Ying Liu obtained her Ph. D in applied statistics from UC Riverside. Her thesis topic is MCMC and Bayesian analyses. Then she worked with Dr. Scott Evans as a research associate at the center for Biostatistics in AIDS research at Harvard, during which she did research on sequentially multiple assignment randomized trials (SMART) and diagnostic studies.
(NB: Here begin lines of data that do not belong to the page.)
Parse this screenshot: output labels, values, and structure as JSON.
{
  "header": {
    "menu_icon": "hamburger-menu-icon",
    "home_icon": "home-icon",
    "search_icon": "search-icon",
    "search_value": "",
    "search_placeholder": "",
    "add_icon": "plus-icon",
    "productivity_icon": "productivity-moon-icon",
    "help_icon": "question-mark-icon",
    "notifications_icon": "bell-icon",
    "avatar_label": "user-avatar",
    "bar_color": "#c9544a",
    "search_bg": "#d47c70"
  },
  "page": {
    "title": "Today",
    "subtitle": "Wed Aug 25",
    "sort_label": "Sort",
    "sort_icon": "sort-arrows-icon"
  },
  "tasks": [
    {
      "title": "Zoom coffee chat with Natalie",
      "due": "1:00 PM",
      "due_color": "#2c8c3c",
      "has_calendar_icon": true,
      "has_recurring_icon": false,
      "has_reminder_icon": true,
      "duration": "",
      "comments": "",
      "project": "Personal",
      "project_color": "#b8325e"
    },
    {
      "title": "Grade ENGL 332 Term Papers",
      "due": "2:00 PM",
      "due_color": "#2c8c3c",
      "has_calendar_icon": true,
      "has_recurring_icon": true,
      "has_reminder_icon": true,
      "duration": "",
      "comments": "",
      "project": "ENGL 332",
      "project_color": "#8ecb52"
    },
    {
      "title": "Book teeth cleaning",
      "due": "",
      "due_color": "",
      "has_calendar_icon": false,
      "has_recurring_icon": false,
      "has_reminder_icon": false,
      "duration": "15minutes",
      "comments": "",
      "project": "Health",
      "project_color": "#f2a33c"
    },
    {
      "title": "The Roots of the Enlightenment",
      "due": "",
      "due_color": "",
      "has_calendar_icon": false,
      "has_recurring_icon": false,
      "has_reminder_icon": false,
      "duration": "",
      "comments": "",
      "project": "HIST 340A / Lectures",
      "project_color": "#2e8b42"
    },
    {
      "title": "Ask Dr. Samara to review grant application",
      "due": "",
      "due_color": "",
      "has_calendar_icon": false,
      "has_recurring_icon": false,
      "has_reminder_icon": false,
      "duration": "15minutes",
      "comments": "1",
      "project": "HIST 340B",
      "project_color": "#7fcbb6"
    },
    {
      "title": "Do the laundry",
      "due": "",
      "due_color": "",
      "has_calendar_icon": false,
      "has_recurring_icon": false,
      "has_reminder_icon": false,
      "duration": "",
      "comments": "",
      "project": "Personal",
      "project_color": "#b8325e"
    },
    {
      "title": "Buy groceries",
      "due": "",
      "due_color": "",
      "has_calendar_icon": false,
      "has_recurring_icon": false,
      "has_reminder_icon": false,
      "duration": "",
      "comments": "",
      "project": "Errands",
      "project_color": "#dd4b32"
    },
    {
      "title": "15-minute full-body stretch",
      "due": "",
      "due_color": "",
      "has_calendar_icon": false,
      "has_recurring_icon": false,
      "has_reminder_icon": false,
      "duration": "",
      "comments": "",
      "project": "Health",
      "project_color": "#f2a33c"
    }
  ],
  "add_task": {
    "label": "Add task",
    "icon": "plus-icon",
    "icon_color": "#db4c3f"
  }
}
Currently she works for Biogen on Alzheimer's disease. Her research interests include propensity score methods, longitudinal analyses and Bayesian analyses.

Scott Evans

Scott Evans is a Professor of Epidemiology and Biostatistics and the Director of the George Washington University Biostatistics Center. Professor Evans interests include the design, monitoring, analyses, and reporting of and education in clinical trials and diagnostic studies. He is the author of more than 100 peer-reviewed publications and three textbooks on clinical trials including Fundamentals for New Clinical Trialists. He is the Director of the Statistical and Data Management Center (SDMC) for the Antibacterial Resistance Leadership Group (ARLG), a collaborative clinical research network that prioritizes, designs, and executes clinical research to reduce the public health threat of antibacterial resistance. Professor Evans is a member of the Board of Directors for the American Statistical Association (ASA) and the Society for Clinical Trials (SCT) and is a former member of the Board for the Mu Sigma Rho (the National Honorary Society for Statistics). He is a member of an FDA Advisory Committee, the Steering Committee of the Clinical Trials Transformation Initiative (CTTI), and serves as the Chair of the Trial of the Year Committee of the SCT. Professor Evans is the Editor-in-Chief of CHANCE and Statistical Communications in Infectious Diseases (SCID), and the Co-Editor of a Special Section of Clinical Infectious Diseases (CID) entitled Innovations in Design, Education, and Analysis (IDEA). Dr. Evans is a recipient of the Mosteller Statistician of the Year Award, the Robert Zackin Distinguished Collaborative Statistician Award, and is a Fellow of the American Statistical Association (ASA) and the Society for Clinical Trials (SCT).